Well, just yesterday GE announced plans to open the largest solar panel production facility in the United States, which nicely complements its role as the largest U.S. producer of wind turbines (and one of the largest in the world). The 2011 Economic Report of the President describes the taxpayer largesse devoted to subsidizing these green industries:
[T]he Recovery Act directed over $90 billion in public investment and tax incentives to increasing renewable energy sources such as wind and solar power, weatherizing homes, and boosting R&D for new technologies. Looking forward, the President has proposed a Federal Clean Energy Standard to double the share of electricity produced by clean sources to 80 percent by 2035, a substantial commitment to cleaner transportation infrastructure, and has increased investments in energy efficiency and clean energy R&D.
And Box 6.2 on page 129 of the 2011 ERP conveniently breaks out those subsidies by specific industry, most of which are spaces in which GE competes.
Tim Carney gave his impressions of this budding relationship between GE and the Obama administration in the DC Examiner last July:
First, there’s the policy overlap: Obama wants cap-and-trade, GE wants cap-and-trade. Obama subsidizes embryonic stem-cell research, GE launches an embryonic stem-cell business. Obama calls for rail subsidies, GE hires Linda Daschle [wife of former South Dakota Senator and Obama confidante Tom Dachle] as a rail lobbyist. Obama gives a speeeh, GE employee Chris Matthews feels a thrill up his leg. I could go on.
And Carney does go on in a December 2009 Examiner piece:
Look at any major Obama policy initiative — healthcare reform, climate-change regulation, embryonic stem-cell research, infrastructure stimulus, electrical transmission smart-grids — and you’ll find GE has set up shop, angling for a way to pocket government handouts, gain business through mandates, or profit from government regulation.
One month after President Obama proposed subsidizing high-speed rail because, in his words, ”everybody stands to benefit,” the head of GE’s Transportation division proclaimed, “GE has the know-how and the manufacturing base to develop the next generation of high-speed passenger locomotives. We are ready to partner with the federal government and Amtrak to make high-speed rail a reality.”
About the optics of these related events, Carney writes: “This was typical — an Obama policy pronouncement in close conjunction with a GE business initiative. It happens across all sectors of the economy and in all corners of GE’s sprawling enterprise.” And he goes on to list other examples.
Jeff Immelt should step down as head of the President’s Council on Jobs and Competitiveness because there is simply no avoiding a conflict of interest. Even if he recommends courses of action to the president that don’t advance GE’s bottom line, it’s hard to see how that wouldn’t be an abrogation of his fiduciary responsibility to GE’s shareholders.

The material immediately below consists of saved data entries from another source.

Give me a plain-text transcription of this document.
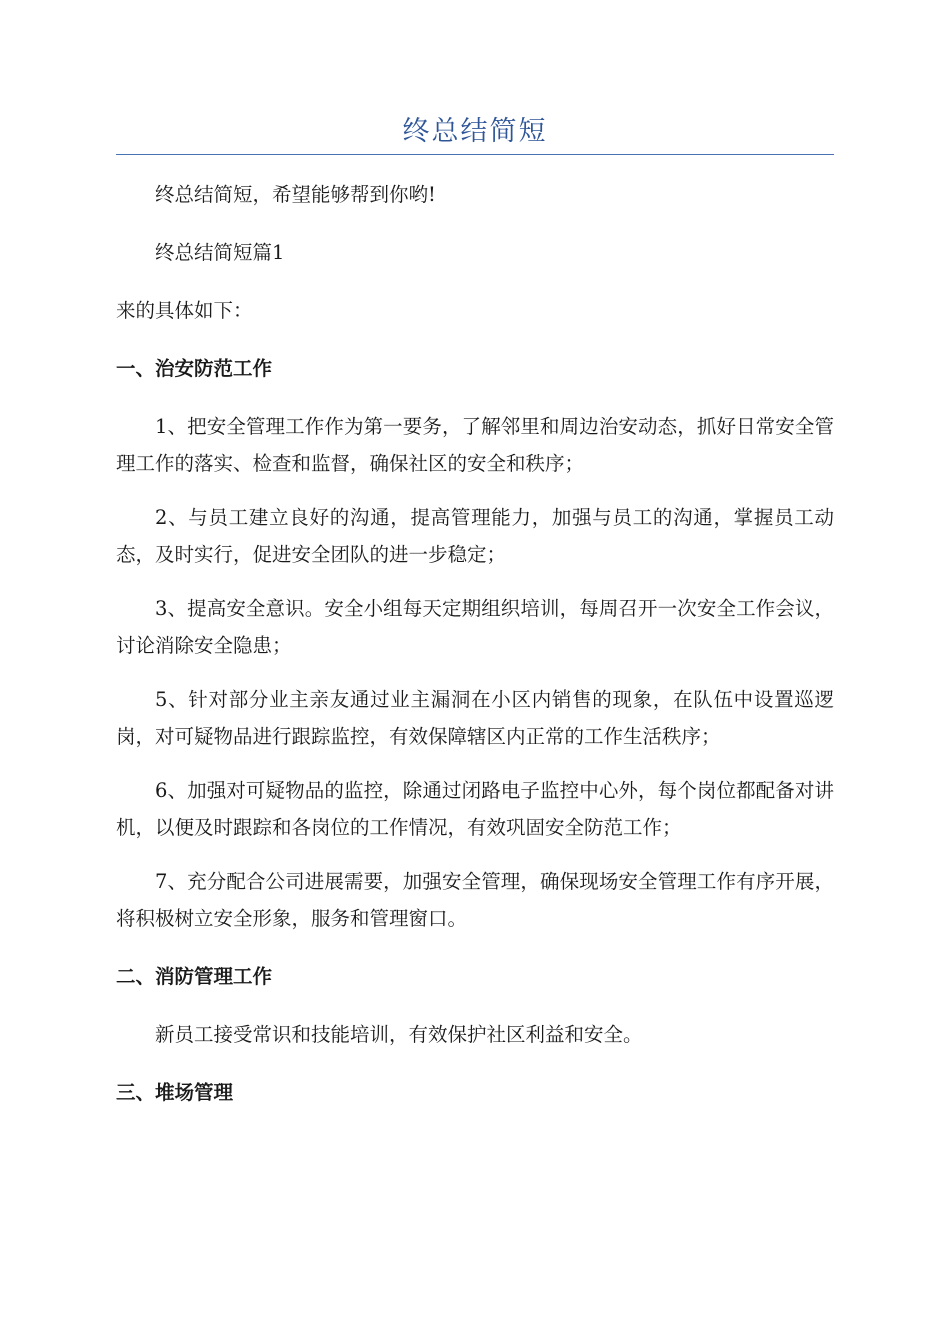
终总结简短

终总结简短，希望能够帮到你哟!

终总结简短篇1

来的具体如下：

一、治安防范工作

1、把安全管理工作作为第一要务，了解邻里和周边治安动态，抓好日常安全管理工作的落实、检查和监督，确保社区的安全和秩序；

2、与员工建立良好的沟通，提高管理能力，加强与员工的沟通，掌握员工动态，及时实行，促进安全团队的进一步稳定；

3、提高安全意识。安全小组每天定期组织培训，每周召开一次安全工作会议，讨论消除安全隐患；

5、针对部分业主亲友通过业主漏洞在小区内销售的现象，在队伍中设置巡逻岗，对可疑物品进行跟踪监控，有效保障辖区内正常的工作生活秩序；

6、加强对可疑物品的监控，除通过闭路电子监控中心外，每个岗位都配备对讲机，以便及时跟踪和各岗位的工作情况，有效巩固安全防范工作；

7、充分配合公司进展需要，加强安全管理，确保现场安全管理工作有序开展，将积极树立安全形象，服务和管理窗口。

二、消防管理工作

新员工接受常识和技能培训，有效保护社区利益和安全。

三、堆场管理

But more troubling is that Immelt and the president appear to be two peas in a pod when it comes to faith in government-directed industrial policy. Immelt admires the German model of industrial policy because the Germans believe in “government and business working as a pack.” He admires China’s “incredible unanimity of purpose from top to bottom.” And days after Obama’s inauguration, Immelt wrote to shareholders:
[W]e are going through more than a cycle. The global economy, and capitalism, will be “reset” in several important ways. The interaction between government and business will change forever. In a reset economy, the government will be a regulator; and also an industry policy champion, a financier, and a key partner.
Citizens of a country that owes so much of its unmatched economic success to innovation and entrepreneurship and an absence of heavy-handed top-down mandates should be wary of the changes the presdient and Mr. Immelt are fostering.